Wednesday, May 16, 2012

It doesn't take a tornado

kw: winds

I was recently told that on at least two occasions wind speeds exceeding 200 mph (320 kph or 90 m/s) were recorded for "straight line" winds. In 1934 on Mount Washington in New Hampshire (USA), the speed recorded was 231 mph (372 kph or 103 m/s) and in 1996 at Barrow Island, Australia the speed recorded was 253 mph (408 kph or 113 m/s). I can hardly imagine what such wind gusts would do in a populated area.

I recall one occasion on which I observed (from inside a sturdy brick structure) the effects of wind exceeding 90 mph (145 kph or 40 m/s) on a partially-built housing development. It was in Salt Lake City, Utah in 1959, and I was in seventh grade, at a second-story window of the junior high school I attended. Strong winds from the east blew through the mountain canyons of the Wasatch Mountains. The wind through Mill Creek Canyon was funneled right past the school.

We watched in awe as first the partially-built houses, then even the completed ones, were demolished and blown westward. Nobody thought to make us all take shelter on a lower floor. Teachers, students and administrators all watched the demolition. Later, on the way home—and the wind was still blowing at about half the earlier speed—I saw a flagpole in front of another school that had been right over to the ground. It wasn't uprooted, just bent over near its base, in a long curve.

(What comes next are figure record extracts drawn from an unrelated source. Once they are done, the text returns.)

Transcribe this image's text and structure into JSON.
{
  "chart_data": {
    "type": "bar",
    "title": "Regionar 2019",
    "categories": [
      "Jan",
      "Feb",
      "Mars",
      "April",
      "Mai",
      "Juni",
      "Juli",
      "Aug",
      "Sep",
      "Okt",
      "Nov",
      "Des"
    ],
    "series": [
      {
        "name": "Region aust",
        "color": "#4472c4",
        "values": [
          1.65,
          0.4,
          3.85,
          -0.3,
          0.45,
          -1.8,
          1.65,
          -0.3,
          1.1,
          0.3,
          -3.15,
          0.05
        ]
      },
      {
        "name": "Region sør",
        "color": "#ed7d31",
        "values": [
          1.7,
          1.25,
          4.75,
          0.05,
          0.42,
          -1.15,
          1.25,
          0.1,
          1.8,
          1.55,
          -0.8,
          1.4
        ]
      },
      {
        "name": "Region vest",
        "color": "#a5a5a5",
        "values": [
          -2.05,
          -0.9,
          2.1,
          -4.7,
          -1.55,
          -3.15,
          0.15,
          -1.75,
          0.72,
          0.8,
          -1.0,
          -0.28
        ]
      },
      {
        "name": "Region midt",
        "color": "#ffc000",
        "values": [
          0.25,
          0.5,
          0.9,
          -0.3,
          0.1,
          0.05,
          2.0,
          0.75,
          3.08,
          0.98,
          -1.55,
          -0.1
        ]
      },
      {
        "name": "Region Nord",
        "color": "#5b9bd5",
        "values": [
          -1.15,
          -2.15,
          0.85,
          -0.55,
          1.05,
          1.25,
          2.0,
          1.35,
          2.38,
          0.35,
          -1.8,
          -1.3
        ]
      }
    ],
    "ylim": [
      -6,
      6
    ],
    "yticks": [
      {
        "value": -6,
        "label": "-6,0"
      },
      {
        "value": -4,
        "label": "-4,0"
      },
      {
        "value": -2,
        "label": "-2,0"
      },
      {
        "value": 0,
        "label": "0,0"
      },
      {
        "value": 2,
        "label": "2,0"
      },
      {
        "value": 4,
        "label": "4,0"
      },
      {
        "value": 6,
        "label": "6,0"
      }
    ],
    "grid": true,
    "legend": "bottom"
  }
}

I look back on the experience as a near miss on my part. Wind power increases as the square of velocity. Going just from 90 to 100 doesn't add 11% to the power, but 23.4%. A 200-mph wind is four times as destructive as one at 100. A little difference in the angle of the wind, plus a bit more velocity, and it could have demolished the school building I was in and hurt or killed a lot of us.